My editor recommended this novel to me a few weeks ago. I am especially taken with the narration, which comes in the form of the general’s voice, but also the voices of his lieutenants and the voices of his people. It is a structure-less and plot-less wonder, one that cannot be broken down, but must be enjoyed whole, like all of Márquez work.

Photo: Miguel Tovar/AP.



New Novel: The Moor’s Account

How do you get ideas for your novels? This question, or some version of it, comes up at nearly every reading I give. Since the answer this time around is a little unusual, I thought I’d share it with you.

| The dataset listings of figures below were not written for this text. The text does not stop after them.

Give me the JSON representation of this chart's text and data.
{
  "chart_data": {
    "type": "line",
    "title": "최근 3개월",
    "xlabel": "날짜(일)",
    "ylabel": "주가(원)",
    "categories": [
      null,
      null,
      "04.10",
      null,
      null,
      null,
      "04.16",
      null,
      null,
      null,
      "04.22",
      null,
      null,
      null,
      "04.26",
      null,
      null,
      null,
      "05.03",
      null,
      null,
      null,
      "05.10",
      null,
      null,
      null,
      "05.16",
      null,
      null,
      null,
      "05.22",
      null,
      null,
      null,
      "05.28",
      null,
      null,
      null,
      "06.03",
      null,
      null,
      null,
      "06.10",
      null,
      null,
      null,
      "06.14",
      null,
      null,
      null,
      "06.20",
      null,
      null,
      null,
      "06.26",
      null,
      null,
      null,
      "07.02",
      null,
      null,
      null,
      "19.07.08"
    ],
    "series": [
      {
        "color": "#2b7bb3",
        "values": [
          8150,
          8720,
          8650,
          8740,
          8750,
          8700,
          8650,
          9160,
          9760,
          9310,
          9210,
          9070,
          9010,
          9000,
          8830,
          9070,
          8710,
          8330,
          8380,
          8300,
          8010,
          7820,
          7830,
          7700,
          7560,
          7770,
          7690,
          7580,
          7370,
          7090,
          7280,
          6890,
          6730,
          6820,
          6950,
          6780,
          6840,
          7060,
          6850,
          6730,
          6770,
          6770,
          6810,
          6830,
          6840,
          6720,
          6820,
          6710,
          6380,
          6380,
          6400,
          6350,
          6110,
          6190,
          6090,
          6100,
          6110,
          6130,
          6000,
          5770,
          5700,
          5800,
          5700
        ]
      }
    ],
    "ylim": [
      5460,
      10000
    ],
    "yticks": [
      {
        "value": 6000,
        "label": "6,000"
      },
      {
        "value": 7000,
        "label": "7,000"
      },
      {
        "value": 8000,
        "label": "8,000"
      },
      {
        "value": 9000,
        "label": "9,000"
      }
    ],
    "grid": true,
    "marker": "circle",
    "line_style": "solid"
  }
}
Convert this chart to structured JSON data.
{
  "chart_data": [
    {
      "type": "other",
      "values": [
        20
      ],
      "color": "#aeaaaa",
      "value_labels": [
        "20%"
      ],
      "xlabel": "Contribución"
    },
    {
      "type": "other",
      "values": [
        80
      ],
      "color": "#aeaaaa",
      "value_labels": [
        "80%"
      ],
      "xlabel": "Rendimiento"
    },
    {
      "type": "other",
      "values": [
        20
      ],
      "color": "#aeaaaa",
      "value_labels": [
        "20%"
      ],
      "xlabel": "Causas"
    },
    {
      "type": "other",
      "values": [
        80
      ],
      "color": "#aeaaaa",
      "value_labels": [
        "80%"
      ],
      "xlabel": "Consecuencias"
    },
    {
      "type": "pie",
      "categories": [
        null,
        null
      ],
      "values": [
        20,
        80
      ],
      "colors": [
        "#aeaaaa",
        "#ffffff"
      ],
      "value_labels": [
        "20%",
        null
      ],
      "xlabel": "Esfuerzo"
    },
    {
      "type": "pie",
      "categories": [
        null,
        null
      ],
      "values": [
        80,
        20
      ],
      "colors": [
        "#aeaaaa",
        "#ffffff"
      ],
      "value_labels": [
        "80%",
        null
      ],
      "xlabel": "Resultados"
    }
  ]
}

In the fall of 2009, I was working on an essay for The Nation magazine about Christopher Caldwell’s polemic on Muslim immigration, Reflections on the Revolution in Europe. As part of my research for the essay, I picked up Anouar Majid’s We Are All Moors, which places recent Muslim immigration in the context of a larger debate around Muslim presence in Europe, a debate that started before the expulsion of Moriscos (Spaniards of Muslim descent) from Spain in 1609.

Halfway through We Are All Moors, I came across a brief mention of a certain Estebanico, a Moroccan slave who was said to be a companion of the explorer Cabeza de Vaca. The story of Alvar Nuñez Cabeza de Vaca is well known. In 1527, he and several hundred Spaniards landed in Florida as part of the Narváez expedition. The conquistadors were looking for gold, but within a year they became lost in the unfamiliar continent and only four of them survived. Cabeza de Vaca and the other survivors traveled across America, living with Indian tribes for many years. But I had not known about Estebanico, the Moroccan slave.

Why haven’t I heard of him, I wondered. Who was he? What was his real name? How did he end up in this expedition? So I read Cabeza de Vaca’s Chronicle of the Narváez Expedition, and was immediately struck by this narrative, by what it emphasized and what it left out. I decided I wanted to write Estebanico’s version of this famed journey. It is now almost four years later, and I am thrilled to report that The Moor’s Account will be published by Pantheon in 2014. I will, of course, have more updates about the book as the publication date draws near.

Image: Alfred Russell, Alvar Nuñez Cabeza de Vaca and His Companions Lost on the Shore of the Gulf of Mexico, 1528. The Granger Collection. New York.